Just look at that provocative title. Tell me I'm cool. 

So, I'm part of a teen writers group on Facebook, and it seems like every day that someone says their "charries" are speaking to them, directing the story, popping up unwanted with snappy bits of dialogue. Some have said their characters are their best friends. Their stories are their babies, they say, and they're just creative types, nothing can be done.

That's rubbish. Break the bubble.

The majority of writers have at least done away with searching for their muse. Big writing blogs say "Real writers don't wait for the muse. Real writers sit down and write." And that is true. Of course, there will always be the people who say "Oh, I'd love to write a novel if only I had the time" "I'm just waiting for the muse to come to me" "I am an artist". But I think we're all so over them. 

And yet writing is still seen as this magical, abstract thing that you have to be born with. 

You know what I do when I write?

I start with an idea, which comes from a connection between two or more things. Two people. A character and an event. If it's a particularly interesting event, even one might do. Then I develop a plot by thinking of possibilities and mapping them through to their logical conclusion. The creativity lies in choosing between possibilities. Once I have my outline, I write.

During first drafts, I write 1000 words a day. It keeps me going so I don't stagnate, and it reminds me that I have to keep getting words down. They are the currency of the work. Creativity comes when I sit down and write, and if it doesn't I plod along until it does. Eventually an idea will sense my desperation and come, but only if I don't give up.

But you have to remember that these ideas are simply thoughts. Everyone has them, it's only a matter of training yourself to notice them and record them. I do believe one can be a talented writer; there's your aptitude with words, of course (that's the easiest to measure), but then there's also your ability to carry plot lines, to pace stories, to build vibrant characters, to help readers suspend disbelief. 

That doesn't include some direct line to the font of all magic. I think I'll puke if I hear another person say their writing is an expression of their faith, or that it comes from god. 

Stop glamourising your job. Writing is a fun job, because you get to do it in your pyjamas in bed without fear of anyone rejecting or condemning you (that comes later, when the book is on submission). Your books are projects that take a lot of dedication to create, but they are not babies.

Characters cannot write their own plot. It's not as fun, but you can literally build characters by ticking off boxes (headstrong, curious, tall, lanky, warm-hearted). We usually prefer to develop them more than that, obviously, but there's no essential essence.

I've learned lessons about this from my freelancing (though I haven't sold much lately because Young Scientist and laziness). What I care about with my freelance articles is the money. I get $100 per 2000-word article from one site and $50 from another. Those go into my CTYI fund. It's not exactly artistic, but it's using my skills as a job. In the meantime, I toil away on novels, waiting until one is good enough. 

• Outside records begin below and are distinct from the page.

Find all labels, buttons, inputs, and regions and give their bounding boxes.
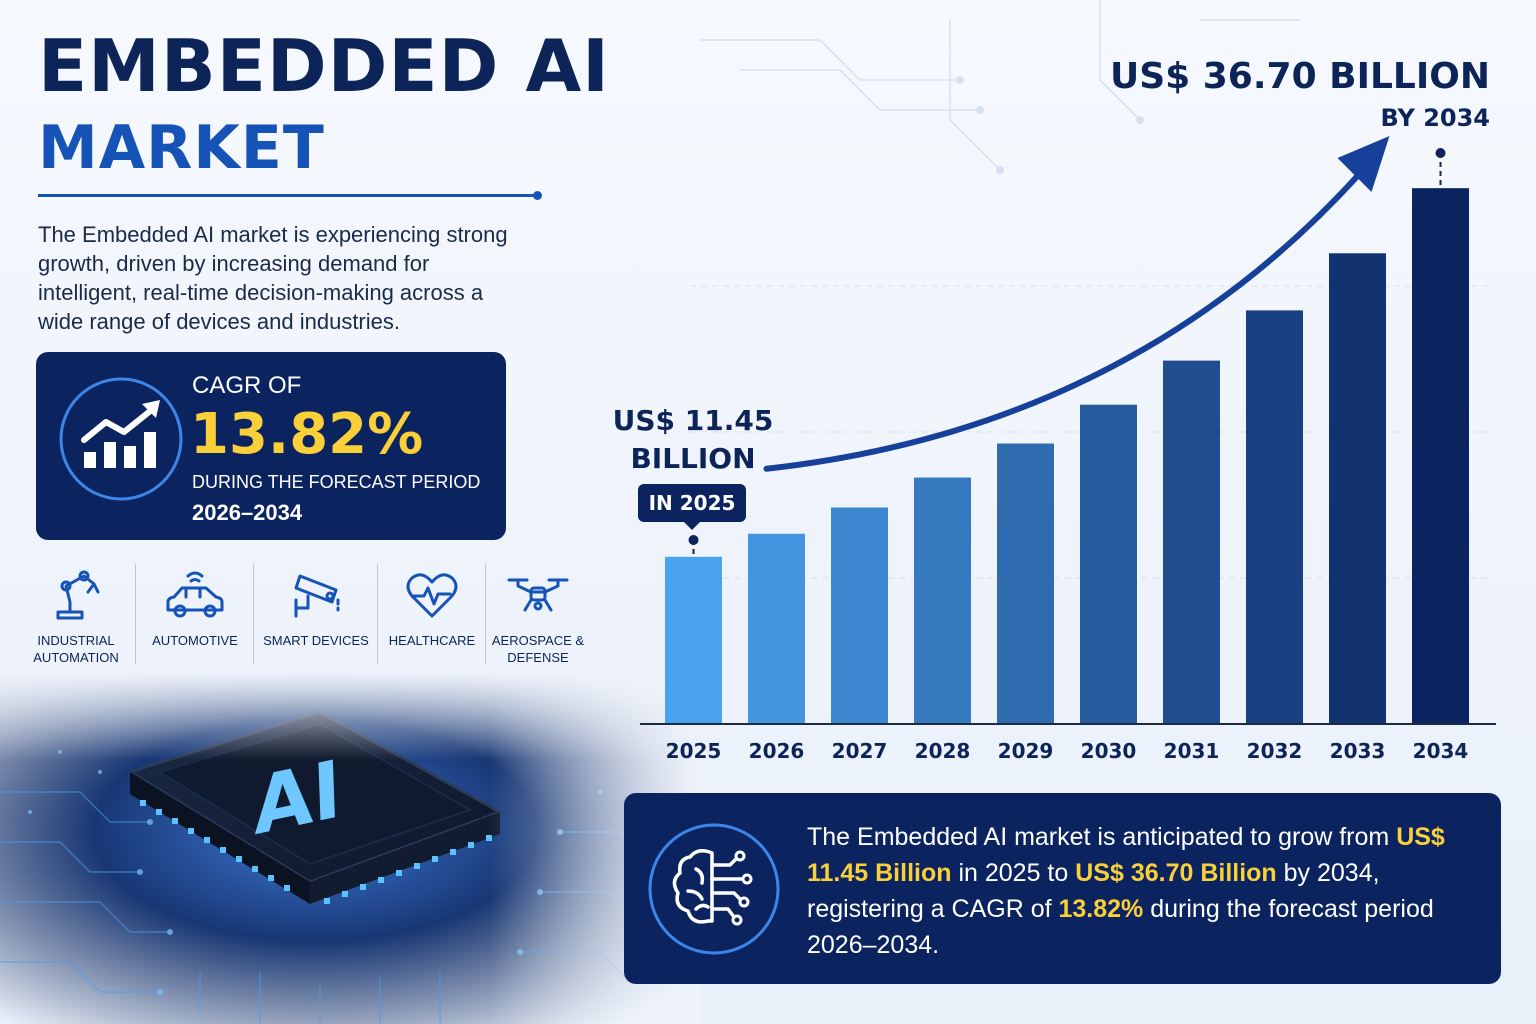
x-tick-label: 2032	[1247, 739, 1303, 763]
bar-2034	[1412, 188, 1469, 724]
x-tick-label: 2033	[1330, 739, 1386, 763]
industry-label: AEROSPACE & DEFENSE	[491, 633, 585, 665]
growth-chart-icon	[59, 377, 183, 501]
page-title: EMBEDDED AI	[38, 24, 610, 108]
cagr-period: 2026–2034	[192, 500, 303, 525]
bar-2027	[831, 507, 888, 724]
industry-smart-devices: SMART DEVICES	[256, 562, 376, 672]
robot-arm-icon	[56, 570, 100, 620]
summary-panel: The Embedded AI market is anticipated to…	[624, 793, 1501, 984]
x-tick-label: 2025	[666, 739, 722, 763]
connected-car-icon	[166, 571, 224, 618]
industry-aerospace-defense: AEROSPACE & DEFENSE	[488, 562, 588, 672]
bar-chart-canvas: 2025 2026 2027 2028 2029 2030 2031 2032 2033 2034	[640, 136, 1496, 763]
industry-label: SMART DEVICES	[263, 633, 369, 648]
growth-trend-arrow	[763, 173, 1361, 472]
bar-2029	[997, 443, 1054, 724]
x-tick-label: 2026	[749, 739, 805, 763]
cagr-panel: CAGR OF 13.82% DURING THE FORECAST PERIO…	[36, 352, 506, 540]
x-tick-label: 2028	[915, 739, 971, 763]
end-leader-dot	[1435, 148, 1446, 158]
growth-trend-arrowhead	[1337, 136, 1390, 192]
divider	[485, 564, 486, 664]
end-value-callout: US$ 36.70 BILLION	[1110, 56, 1490, 97]
start-value-callout: US$ 11.45 BILLION	[612, 404, 774, 475]
industry-automotive: AUTOMOTIVE	[138, 562, 252, 672]
bar-2033	[1329, 253, 1386, 724]
start-year-tag: IN 2025	[638, 484, 746, 530]
summary-cagr-value: 13.82%	[1058, 895, 1144, 923]
start-leader-dot	[688, 535, 699, 545]
security-camera-icon	[294, 574, 340, 618]
summary-end-value: US$ 36.70 Billion	[1075, 859, 1277, 887]
ai-chip-illustration: AI	[0, 672, 700, 1024]
x-tick-label: 2034	[1413, 739, 1469, 763]
bar-2032	[1246, 310, 1303, 724]
bar-2030	[1080, 404, 1137, 724]
cagr-value: 13.82%	[190, 402, 424, 467]
x-tick-label: 2029	[998, 739, 1054, 763]
summary-start-value: US$ 11.45 Billion	[807, 823, 1445, 887]
divider	[253, 564, 254, 664]
bar-2028	[914, 477, 971, 724]
market-size-bar-chart: 2025 2026 2027 2028 2029 2030 2031 2032 2033 2034	[620, 40, 1520, 780]
industry-icons-row: INDUSTRIAL AUTOMATION AUTOMOTIVE SMART DE…	[18, 562, 608, 672]
industry-industrial-automation: INDUSTRIAL AUTOMATION	[18, 562, 134, 672]
x-tick-label: 2030	[1081, 739, 1137, 763]
summary-text: The Embedded AI market is anticipated to…	[807, 823, 1445, 959]
x-tick-label: 2027	[832, 739, 888, 763]
bar-2025	[665, 556, 722, 724]
bar-2031	[1163, 360, 1220, 724]
intro-paragraph: The Embedded AI market is experiencing s…	[38, 222, 508, 334]
x-tick-label: 2031	[1164, 739, 1220, 763]
title-underline	[38, 191, 542, 200]
end-year-callout: BY 2034	[1380, 104, 1490, 132]
industry-label: AUTOMOTIVE	[152, 633, 238, 648]
divider	[135, 564, 136, 664]
cagr-label: CAGR OF	[192, 372, 302, 399]
bar-2026	[748, 533, 805, 724]
drone-icon	[507, 578, 569, 612]
industry-label: INDUSTRIAL AUTOMATION	[33, 633, 119, 665]
brain-circuit-icon	[648, 823, 780, 955]
divider	[377, 564, 378, 664]
page-subtitle: MARKET	[38, 113, 325, 183]
heart-pulse-icon	[406, 573, 458, 618]
industry-label: HEALTHCARE	[388, 633, 476, 648]
industry-healthcare: HEALTHCARE	[380, 562, 484, 672]
cagr-note: DURING THE FORECAST PERIOD	[192, 472, 481, 492]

You can spend your writing time in the clouds if you wish, but please, come back down to earth at some point. 

1 comment:

  1. I really liked this post and think you made several interesting points. I'm a part of the same group and have noticed the same things. I write the same way you do; I come up with an idea, with varying amounts of detail in the plot and characters, and I work with what I've got. Although I would also like to point out that sometimes, my characters have 'written my plot' so to speak because my original idea won't fit in with the way my character(s) react to that situation. But this is a great post!